Banking authorities sent Krirkkiat Jalichandra to be BBC president and rescue the bank. BBC was in big trouble with huge bad loans on its books. But the task of salvaging the bank was formidable. When Saxena came aboard as the bank's financial adviser, it was agreed the bank would shift away from normal practice to high finance - to try to strike gold on the stock market. If the bank could make quick profits, it would be able to clear all its bad debts in a swoop.

Saxena's unique position as financial adviser within BBC would not have been possible without strong political backup.

BBC tested the first drama script with a takeover bid from Song Watcharasriroj, alias Sia Song. More takeovers and acrobatic financial dealings would follow while money from the bank was drained overseas, first through Lebuan and the British Virgins Island and other financial centres of the globe. At the same time, the politicians, who tolerated this practice, got benefits from a series of questionable loans.

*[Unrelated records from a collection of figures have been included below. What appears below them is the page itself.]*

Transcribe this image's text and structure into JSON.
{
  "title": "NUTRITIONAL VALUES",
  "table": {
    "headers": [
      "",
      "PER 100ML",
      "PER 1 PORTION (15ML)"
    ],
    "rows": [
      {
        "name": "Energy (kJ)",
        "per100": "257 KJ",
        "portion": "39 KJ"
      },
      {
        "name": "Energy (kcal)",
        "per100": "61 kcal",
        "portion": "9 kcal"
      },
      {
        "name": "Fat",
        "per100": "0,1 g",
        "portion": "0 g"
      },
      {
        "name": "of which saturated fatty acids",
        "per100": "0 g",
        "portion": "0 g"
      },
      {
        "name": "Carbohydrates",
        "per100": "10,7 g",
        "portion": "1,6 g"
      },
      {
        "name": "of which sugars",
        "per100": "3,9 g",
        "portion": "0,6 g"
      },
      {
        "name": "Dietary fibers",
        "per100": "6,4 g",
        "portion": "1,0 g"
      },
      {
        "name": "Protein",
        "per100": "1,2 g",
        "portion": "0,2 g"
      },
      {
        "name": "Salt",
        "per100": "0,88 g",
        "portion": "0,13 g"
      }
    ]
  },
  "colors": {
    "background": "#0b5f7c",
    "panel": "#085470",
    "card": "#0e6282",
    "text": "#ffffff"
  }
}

But this high finance ran against the tide. The stock market slumped by 40 per cent in 1996, as the real estate bubble was set to go bust. If the stock market was rally, Krirkkiat and Saxena would have emerged as heroes.

Vijit Supinit, then governor of the Bank of Thailand, kept the bank under his radar. He wanted a soft approach. The financial supervisors had asked him to take harsh action against BBC, but Vijit sat on it. He was doing everything to save BBC through a bail-out. He brought in the Financial Institutions and Development Fund and the Government Savings Bank to rescue BBC with a Bt60 billion capital increase. But it was too little.

Vijit had a good relationship with Krirkkiat. Vijit realised that closing down BBC would bring about a run of the financial system. But the politicians were all over his head.

At the time, the economy was severely overheated. The current account deficit hit 8 per cent of gross domestic product. The inflow from the Bangkok International Banking Fund (BIBF) made things worse as cheap money from offshore moved here enjoy the interest rate differential.

Later on, many questioned the sustainability of the Bank of Thailand's fixed exchange rate regime. The situation was aggravated by political conflict between Banharn Silapa-archa, the PM, and the Group of 16, who were trying to consolidate their own power. They included Suchart Tancharoen, Newin Chidchob, Varathep Ratanakorn, Sora-at Klinpathum, Thanee Yisarn, Wittaya and Sonthaya Khunplume. Their political ambition was boundless.

Suchart Tancharoen was deputy Interior minister in control of the police, while Newin Chidchob was deputy finance minister.

A minister belonging to the government leaked confidential bank documents to Suthep Thaugsuban, in the Democrat Party, then in opposition. The ulterior motive was to destroy the Group of 16. If anything were to happen to the bank, BBC could be shut down.

Suthep took the bait. Based on the documents, he launched a no-confidence debate in Parliament on May 9, 1996, and exposed how the Group of 16 benefited from a loan scandal at the bank. The world was shocked. Many Thais rushed to withdraw deposits from the bank.

On an order from Prime Minister Banharn, Surakiart Sathirathai told Vijit to close the bank. The implications were: 1/ The Group of 16 would be destroyed; 2/ The bank scandal would be covered up; 3/ blame could be shifted to Krirkkiat, Saxena, Vijit, and Surakiart.

Taxpayers had to foot initial losses at BBC of Bt200 billion. But the implications were much larger. The scandal triggered a loss confidence in the Thai financial system and the baht exchange rate, which subsequently turned into a loss of Bt4 trillion for Thailand as the economy collapsed like a house of cards in 1997-1998.